Future research should pursue the following aims: (i) to study the real-life experiences of the students engaged in clinical learning, concerning the facilitating and inhibiting sociocultural factors in clinical learning; (ii) to develop a model for clinical learning in different settings and different cultures in order to localize the nursing clinical learning curriculum; (iii) to study and promote nursing students' communication skills by action research method; and (iv) to develop an interdisciplinary approach regarding the sociocultural conditions prevailing in the clinical environment with the participation of students from different branches of the medical sciences.
Because this study is based on a small sample of student volunteers from the urban Tehran population, generalizability may be limited.
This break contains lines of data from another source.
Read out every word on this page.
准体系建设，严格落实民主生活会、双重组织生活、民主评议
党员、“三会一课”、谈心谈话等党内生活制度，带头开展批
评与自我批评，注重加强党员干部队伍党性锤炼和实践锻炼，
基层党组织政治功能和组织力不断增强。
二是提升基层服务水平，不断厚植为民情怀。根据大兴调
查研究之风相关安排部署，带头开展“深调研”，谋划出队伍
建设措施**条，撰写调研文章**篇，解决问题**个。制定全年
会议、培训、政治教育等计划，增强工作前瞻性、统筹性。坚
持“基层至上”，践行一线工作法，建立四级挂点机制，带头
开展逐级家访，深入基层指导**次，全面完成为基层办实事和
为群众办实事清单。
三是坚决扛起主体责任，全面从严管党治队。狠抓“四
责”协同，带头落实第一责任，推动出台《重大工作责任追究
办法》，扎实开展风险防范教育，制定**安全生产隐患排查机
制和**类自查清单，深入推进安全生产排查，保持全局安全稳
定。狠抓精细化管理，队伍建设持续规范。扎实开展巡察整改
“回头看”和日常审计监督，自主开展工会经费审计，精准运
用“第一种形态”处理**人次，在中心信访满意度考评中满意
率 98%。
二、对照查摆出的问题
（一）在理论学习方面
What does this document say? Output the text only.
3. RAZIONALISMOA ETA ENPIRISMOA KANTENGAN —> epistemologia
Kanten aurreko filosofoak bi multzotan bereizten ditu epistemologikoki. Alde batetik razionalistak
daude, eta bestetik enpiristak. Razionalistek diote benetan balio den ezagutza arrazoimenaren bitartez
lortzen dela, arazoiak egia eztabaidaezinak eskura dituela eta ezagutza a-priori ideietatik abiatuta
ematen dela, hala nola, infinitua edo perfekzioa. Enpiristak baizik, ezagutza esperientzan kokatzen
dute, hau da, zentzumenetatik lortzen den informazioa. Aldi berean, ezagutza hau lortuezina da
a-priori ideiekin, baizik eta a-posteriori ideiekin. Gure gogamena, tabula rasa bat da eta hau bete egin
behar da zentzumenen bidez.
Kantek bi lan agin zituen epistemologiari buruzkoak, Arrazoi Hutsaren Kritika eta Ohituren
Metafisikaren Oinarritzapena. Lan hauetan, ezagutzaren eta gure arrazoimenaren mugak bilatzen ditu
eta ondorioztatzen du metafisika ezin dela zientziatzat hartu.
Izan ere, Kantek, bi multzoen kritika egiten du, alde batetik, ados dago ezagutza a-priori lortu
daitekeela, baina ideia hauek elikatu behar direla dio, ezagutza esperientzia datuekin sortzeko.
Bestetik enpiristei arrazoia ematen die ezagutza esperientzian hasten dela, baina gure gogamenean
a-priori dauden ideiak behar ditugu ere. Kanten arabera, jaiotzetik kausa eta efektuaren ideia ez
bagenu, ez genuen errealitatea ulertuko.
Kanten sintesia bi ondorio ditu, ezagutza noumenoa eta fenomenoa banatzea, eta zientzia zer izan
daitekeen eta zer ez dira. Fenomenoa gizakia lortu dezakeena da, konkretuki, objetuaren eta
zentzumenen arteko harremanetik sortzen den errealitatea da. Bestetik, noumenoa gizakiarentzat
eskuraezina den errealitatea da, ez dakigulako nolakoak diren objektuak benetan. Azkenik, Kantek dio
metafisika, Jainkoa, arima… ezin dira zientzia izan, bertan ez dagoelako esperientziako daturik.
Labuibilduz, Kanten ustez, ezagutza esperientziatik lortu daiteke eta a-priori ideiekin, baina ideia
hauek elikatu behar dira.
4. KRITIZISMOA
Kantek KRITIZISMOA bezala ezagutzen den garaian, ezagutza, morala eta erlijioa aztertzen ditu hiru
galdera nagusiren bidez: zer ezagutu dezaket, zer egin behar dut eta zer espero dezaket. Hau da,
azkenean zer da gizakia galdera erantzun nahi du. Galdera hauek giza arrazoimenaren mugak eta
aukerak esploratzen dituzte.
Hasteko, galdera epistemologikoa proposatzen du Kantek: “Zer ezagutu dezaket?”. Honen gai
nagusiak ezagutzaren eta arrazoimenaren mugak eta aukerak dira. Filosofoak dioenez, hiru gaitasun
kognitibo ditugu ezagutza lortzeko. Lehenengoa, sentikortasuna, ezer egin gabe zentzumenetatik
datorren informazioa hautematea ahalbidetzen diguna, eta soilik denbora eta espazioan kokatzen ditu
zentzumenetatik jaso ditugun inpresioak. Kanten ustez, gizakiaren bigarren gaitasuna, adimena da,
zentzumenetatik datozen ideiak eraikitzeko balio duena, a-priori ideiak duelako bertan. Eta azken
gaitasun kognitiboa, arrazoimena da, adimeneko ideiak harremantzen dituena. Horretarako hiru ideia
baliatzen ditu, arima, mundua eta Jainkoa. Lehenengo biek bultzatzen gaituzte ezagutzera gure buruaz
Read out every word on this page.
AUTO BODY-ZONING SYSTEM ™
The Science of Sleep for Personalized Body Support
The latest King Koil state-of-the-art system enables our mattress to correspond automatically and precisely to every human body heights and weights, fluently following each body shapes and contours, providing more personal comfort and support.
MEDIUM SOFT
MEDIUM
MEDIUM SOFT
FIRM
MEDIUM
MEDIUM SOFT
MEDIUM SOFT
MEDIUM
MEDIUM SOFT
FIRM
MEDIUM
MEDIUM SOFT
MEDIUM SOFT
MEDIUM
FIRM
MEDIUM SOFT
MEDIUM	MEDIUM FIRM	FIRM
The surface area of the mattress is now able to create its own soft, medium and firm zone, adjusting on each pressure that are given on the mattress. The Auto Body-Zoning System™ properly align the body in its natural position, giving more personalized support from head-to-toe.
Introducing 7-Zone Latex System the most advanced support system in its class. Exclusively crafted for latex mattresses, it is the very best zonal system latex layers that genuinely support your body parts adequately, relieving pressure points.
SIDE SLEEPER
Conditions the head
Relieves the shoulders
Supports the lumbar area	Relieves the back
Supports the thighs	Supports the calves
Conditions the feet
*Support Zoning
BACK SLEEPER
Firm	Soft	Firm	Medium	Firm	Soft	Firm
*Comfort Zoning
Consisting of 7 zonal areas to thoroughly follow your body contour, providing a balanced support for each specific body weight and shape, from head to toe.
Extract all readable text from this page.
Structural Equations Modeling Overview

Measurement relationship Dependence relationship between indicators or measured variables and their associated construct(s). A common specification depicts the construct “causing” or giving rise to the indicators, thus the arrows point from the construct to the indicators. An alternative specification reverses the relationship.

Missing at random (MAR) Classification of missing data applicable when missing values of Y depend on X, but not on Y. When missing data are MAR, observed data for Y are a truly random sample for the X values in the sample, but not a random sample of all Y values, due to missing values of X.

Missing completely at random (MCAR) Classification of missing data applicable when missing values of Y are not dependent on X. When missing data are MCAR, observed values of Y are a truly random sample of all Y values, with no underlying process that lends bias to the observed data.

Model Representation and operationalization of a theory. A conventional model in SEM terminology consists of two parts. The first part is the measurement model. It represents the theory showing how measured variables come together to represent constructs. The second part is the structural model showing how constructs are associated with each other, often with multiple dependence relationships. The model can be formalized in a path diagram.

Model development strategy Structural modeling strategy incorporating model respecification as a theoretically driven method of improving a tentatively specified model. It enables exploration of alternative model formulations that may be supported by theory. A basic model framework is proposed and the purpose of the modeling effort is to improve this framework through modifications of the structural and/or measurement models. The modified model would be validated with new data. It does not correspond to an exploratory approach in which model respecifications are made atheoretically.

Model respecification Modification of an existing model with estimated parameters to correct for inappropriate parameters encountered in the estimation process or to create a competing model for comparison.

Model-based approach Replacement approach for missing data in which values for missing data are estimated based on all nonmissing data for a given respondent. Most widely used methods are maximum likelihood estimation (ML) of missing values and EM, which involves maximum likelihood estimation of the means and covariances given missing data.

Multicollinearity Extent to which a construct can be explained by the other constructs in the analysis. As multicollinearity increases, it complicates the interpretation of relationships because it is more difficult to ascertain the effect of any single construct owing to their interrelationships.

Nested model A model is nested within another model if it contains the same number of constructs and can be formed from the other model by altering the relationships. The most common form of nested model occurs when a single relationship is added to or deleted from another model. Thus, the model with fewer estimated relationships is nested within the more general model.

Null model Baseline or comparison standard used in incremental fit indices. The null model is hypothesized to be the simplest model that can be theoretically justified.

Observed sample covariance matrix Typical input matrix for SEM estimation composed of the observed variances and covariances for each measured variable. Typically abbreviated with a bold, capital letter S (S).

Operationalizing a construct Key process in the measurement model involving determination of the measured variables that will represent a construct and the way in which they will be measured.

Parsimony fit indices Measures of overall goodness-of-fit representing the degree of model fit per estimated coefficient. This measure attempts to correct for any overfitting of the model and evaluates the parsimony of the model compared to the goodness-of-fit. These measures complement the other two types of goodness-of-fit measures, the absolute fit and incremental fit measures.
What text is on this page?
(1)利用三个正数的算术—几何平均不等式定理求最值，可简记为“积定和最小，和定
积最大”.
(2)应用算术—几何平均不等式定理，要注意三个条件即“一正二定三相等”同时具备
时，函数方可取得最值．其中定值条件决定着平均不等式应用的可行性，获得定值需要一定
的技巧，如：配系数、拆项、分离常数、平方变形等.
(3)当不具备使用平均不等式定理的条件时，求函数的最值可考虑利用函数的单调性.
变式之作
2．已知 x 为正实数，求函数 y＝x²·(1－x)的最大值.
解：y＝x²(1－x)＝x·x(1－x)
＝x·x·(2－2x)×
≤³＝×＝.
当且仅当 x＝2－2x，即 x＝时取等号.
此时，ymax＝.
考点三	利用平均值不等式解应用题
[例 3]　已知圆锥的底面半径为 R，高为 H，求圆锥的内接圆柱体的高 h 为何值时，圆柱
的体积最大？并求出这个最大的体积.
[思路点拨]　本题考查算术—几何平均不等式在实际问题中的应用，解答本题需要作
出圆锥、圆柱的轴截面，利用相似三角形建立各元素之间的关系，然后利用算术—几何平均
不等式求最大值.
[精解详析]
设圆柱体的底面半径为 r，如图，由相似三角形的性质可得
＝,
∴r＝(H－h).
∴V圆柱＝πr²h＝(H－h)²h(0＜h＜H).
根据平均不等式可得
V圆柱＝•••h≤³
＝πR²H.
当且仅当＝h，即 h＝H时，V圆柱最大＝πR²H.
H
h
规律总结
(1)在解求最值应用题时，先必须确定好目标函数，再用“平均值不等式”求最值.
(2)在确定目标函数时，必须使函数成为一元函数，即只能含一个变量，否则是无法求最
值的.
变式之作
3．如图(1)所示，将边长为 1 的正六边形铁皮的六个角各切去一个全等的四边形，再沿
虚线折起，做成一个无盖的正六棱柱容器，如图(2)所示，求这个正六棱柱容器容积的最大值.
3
With regard to the recent technological advances in clinical learning spaces, revision of nursing students' clinical education curriculum seems essential. Nursing education programmers should consider the sociocultural factors related to the students' clinical learning and localize the clinical learning process with respect to their clinical learning environment. Also, administrators of nursing education need to make interactive and participatory decisions, including the establishment of clinical learning teams and the transformation of hospitals into appropriate educational environments. These changes will likely bring about coordination between the faculty and the hospital and help realize the goals of clinical nursing education more effectively. Administrators should also educate the public to excise the negative attitudes held by society about the nursing profession. Consequently, the public will become more familiar with the field of nursing, its responsibilities, and its social and moral role.
We gratefully acknowledge the very helpful participation of the nursing students. This article was written based on the first author's PhD dissertation at the faculty of Nursing and Midwifery, Tehran University of Medical Sciences; therefore, the financial support from the University is also acknowledged (No: 82/B).
MAX Qualitative Data Analysis 2010 is software for qualitative analysis of the data. Excerpt of the interviews with its codes and memos can be seen in this software. It also makes it possible for constant and comparative analysis of the interviews' data.